Dusko - Because the ovary is not only made from eggs. There are different cell types and so they secrete different factors. They give signals and tell their neighbours what to do this is like a small tightknit environment. So like a village and they know what to do and influence each other.

Chris - And this influence is in the correct direction to make these stem cells turn into eggs. But are the eggs that are produced this way viable - in other words are they not just looking like eggs, can they behave like eggs and be fertilised by a sperm cell?

Dusko - In this report, they show that it is possible. They got from a certain percentage of eggs, they got live pups.

Chris - Right, and were those pups themselves potentially fertile or have they not done that experiment yet to show that it's not just one generation you can make, you are actually making fertile offspring?

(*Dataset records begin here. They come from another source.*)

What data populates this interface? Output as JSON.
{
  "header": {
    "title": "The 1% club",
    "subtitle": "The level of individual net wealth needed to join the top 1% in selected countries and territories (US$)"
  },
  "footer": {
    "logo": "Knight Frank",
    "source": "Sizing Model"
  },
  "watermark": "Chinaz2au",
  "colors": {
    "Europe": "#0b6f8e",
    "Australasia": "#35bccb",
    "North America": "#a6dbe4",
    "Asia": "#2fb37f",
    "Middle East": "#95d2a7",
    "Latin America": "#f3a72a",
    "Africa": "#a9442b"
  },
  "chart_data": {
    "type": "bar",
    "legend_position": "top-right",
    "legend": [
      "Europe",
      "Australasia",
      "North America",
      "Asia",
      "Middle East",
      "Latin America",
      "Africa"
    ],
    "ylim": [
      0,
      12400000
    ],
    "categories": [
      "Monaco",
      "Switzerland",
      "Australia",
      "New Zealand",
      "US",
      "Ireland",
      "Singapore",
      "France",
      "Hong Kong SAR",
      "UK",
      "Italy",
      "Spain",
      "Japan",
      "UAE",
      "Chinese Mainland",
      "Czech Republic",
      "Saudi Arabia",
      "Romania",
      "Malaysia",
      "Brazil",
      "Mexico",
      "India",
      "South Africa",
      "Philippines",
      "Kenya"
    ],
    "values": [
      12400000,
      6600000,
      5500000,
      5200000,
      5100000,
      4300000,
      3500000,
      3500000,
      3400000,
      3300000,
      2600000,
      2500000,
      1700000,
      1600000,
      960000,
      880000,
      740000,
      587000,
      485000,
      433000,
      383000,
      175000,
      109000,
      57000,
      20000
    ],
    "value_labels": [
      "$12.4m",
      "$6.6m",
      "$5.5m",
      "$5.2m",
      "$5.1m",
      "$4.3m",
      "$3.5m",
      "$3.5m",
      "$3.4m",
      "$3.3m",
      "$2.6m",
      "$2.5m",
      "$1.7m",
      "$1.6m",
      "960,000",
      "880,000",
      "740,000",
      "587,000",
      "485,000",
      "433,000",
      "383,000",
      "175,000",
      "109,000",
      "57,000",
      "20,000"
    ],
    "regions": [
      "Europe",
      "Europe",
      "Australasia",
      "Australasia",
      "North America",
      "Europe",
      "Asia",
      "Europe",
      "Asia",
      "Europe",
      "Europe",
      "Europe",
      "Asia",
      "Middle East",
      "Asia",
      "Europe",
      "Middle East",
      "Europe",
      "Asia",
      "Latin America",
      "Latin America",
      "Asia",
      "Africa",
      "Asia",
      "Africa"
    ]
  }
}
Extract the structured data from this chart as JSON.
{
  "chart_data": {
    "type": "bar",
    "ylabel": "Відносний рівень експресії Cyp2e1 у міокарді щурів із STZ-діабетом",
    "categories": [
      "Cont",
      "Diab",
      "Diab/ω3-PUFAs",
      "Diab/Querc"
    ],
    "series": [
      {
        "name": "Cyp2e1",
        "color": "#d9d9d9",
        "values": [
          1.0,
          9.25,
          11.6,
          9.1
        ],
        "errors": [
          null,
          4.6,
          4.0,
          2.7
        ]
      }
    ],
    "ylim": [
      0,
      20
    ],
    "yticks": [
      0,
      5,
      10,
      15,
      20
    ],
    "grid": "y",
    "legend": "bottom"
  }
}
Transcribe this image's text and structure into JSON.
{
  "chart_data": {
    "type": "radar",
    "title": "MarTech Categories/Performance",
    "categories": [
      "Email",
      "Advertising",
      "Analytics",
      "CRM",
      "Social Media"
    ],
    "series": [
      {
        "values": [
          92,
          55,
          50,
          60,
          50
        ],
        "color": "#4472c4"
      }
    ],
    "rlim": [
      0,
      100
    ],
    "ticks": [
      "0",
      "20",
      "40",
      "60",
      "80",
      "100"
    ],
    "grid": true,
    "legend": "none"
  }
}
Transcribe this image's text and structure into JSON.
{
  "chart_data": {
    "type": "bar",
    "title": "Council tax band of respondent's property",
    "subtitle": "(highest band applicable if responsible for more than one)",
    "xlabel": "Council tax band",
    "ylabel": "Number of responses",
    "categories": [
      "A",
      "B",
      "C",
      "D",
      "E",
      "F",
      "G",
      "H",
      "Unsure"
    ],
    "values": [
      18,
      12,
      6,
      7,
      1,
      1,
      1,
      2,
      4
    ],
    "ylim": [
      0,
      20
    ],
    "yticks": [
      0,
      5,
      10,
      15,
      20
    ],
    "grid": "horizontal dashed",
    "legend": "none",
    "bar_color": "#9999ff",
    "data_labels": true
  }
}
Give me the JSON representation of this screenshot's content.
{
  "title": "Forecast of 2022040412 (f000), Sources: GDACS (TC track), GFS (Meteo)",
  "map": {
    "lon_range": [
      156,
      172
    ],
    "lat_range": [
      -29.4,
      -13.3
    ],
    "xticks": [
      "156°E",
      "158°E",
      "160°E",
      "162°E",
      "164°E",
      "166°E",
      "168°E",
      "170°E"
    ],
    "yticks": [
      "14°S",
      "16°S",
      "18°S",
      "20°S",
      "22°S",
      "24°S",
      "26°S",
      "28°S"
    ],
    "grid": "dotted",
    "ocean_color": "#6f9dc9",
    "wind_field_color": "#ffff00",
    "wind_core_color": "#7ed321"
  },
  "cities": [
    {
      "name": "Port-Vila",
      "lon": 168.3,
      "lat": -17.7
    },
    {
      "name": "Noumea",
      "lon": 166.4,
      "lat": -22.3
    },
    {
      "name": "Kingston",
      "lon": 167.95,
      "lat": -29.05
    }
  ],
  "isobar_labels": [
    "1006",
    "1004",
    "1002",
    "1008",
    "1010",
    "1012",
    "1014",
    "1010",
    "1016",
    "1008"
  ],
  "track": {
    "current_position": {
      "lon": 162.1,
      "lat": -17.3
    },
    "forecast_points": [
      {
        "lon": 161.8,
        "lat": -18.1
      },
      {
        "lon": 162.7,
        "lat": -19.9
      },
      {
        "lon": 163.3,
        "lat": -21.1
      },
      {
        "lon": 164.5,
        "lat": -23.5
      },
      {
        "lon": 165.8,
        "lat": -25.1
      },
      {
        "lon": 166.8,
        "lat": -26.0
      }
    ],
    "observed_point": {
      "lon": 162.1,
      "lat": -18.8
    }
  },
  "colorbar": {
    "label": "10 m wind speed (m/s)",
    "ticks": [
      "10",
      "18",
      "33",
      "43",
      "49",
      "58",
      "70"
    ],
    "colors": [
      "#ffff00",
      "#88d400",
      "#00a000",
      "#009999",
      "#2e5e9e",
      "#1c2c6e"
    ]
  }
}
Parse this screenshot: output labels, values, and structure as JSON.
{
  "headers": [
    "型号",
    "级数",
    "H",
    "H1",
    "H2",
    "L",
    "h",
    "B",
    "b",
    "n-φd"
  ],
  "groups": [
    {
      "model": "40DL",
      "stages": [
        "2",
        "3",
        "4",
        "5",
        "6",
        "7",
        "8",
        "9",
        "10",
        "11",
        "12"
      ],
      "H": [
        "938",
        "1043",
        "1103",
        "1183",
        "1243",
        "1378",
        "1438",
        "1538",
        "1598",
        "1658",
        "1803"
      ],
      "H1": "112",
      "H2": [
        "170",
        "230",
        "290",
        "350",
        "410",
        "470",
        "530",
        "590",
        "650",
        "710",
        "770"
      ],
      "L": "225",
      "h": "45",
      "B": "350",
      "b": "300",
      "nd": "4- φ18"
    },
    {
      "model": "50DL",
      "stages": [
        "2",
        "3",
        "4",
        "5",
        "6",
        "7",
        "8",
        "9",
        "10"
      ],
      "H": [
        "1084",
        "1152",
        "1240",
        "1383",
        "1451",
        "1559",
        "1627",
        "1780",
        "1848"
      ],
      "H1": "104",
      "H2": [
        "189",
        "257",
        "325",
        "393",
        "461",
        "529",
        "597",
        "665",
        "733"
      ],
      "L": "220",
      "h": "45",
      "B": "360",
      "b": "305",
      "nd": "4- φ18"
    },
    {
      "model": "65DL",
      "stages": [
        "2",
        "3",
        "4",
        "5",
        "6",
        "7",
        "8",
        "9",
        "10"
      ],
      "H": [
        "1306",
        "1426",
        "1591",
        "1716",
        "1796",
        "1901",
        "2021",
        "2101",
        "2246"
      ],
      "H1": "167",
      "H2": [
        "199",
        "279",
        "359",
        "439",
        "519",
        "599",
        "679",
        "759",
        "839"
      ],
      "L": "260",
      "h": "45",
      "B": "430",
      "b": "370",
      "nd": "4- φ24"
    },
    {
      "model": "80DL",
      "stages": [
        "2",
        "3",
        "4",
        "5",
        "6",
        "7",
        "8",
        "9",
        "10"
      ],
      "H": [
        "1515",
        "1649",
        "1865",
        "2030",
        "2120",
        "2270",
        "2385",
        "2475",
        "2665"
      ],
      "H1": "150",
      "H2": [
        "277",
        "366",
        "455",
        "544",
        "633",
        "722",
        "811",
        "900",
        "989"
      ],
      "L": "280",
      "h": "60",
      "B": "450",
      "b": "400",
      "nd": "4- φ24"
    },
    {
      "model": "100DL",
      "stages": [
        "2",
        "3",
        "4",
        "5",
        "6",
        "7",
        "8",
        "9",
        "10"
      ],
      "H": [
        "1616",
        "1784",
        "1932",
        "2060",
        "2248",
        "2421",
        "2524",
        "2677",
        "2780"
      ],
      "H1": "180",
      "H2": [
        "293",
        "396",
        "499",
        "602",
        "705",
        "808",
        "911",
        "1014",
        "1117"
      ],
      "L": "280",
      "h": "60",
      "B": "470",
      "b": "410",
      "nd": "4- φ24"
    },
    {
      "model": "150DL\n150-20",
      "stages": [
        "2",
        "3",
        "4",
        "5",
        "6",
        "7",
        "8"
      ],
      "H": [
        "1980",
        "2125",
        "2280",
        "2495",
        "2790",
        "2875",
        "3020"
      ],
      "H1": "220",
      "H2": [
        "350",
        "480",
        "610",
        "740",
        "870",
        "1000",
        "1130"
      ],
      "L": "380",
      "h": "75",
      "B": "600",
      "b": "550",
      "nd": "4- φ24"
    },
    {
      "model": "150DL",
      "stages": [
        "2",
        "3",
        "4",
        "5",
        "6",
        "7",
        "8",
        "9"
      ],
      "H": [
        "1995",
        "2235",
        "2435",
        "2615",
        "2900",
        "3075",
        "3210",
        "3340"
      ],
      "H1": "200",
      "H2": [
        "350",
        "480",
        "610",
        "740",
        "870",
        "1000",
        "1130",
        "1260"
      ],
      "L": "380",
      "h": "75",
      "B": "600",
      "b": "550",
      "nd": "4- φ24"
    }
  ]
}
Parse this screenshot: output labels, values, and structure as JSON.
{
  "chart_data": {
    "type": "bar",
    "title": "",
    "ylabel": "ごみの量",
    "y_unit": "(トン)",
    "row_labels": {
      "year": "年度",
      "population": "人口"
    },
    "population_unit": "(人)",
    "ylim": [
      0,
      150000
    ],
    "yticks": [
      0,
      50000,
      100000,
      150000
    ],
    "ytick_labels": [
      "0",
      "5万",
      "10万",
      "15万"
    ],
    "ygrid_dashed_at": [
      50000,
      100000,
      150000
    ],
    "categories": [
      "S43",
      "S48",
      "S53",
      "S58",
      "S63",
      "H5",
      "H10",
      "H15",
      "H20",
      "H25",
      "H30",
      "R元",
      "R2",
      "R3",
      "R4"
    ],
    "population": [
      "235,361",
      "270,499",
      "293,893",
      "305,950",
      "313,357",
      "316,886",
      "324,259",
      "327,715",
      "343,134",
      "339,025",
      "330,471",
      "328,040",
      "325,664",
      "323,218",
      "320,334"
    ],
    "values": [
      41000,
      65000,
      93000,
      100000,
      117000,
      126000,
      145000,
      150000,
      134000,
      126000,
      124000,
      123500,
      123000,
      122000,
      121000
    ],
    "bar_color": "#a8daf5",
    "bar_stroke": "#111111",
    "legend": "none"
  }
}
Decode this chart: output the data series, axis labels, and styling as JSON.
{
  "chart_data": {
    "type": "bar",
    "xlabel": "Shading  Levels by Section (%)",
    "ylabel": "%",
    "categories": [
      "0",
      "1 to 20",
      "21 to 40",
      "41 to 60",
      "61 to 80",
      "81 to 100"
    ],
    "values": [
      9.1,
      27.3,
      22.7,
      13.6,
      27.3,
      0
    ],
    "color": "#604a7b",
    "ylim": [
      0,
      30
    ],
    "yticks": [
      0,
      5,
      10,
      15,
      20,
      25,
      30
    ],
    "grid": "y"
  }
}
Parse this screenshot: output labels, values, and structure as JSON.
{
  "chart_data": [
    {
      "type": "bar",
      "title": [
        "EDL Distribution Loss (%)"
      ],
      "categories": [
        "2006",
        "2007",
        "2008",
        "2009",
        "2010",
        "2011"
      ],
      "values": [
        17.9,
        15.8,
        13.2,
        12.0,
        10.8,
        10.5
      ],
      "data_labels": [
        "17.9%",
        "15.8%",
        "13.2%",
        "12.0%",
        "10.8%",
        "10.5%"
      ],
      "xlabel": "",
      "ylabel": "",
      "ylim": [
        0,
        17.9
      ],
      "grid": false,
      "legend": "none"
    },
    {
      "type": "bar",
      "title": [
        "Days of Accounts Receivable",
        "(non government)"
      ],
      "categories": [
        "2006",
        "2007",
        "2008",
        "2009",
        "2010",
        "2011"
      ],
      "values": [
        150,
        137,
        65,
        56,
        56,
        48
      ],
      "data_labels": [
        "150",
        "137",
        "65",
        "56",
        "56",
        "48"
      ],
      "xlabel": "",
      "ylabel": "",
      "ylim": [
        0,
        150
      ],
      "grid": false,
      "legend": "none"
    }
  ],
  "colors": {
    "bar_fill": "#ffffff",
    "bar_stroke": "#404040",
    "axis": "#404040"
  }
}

Dusko - They didn't do this experiment yet. But the pups looked fine, they look healthy, and they showed that they can make from those eggs stem cell lines. Everything seems to be okay and in place.

Chris - And why is this important - why should we hail this as a breakthrough, if indeed we should?

Dusko - I think this should. There is two different, very important issues around this. So first this will help us to study and understand and find how to treat infertility cases in humans. Secondly, it may help to revive endangered animal species.

Chris - Because we could potentially take an adult cell from the animal we want to conserve and, even if it's male, you could, presumably, with the right culturing you could turn that into eggs cells from a male?

Dusko - Absolutely. So it has to be male because males have X and Y chromosomes (female and male chromosomes), so they can produce eggs and sperm. From a female you can get only eggs so that would be problem.

Chris - Well given this success story then what are the outstanding questions that you, as a specialist in this area, would like to see answered before you're comfortable that a) this is working the way they say it's working, and b) that we could consider extrapolating this onto say a human?

Dusko - I don't think that we should rush towards extrapolating to humans, so there is a lot of things to answer yet. First, if you're working with humans, how you can get human ovarian tissue. So we first have to go to the next step, which means culturing and understanding how to direct stem cells to make eggs or sperm without any other tissue present in the culture, and that would take probably years. Only after that can we see how it works - not only in mice maybe in other animals. So it will take years before we can even consider humans.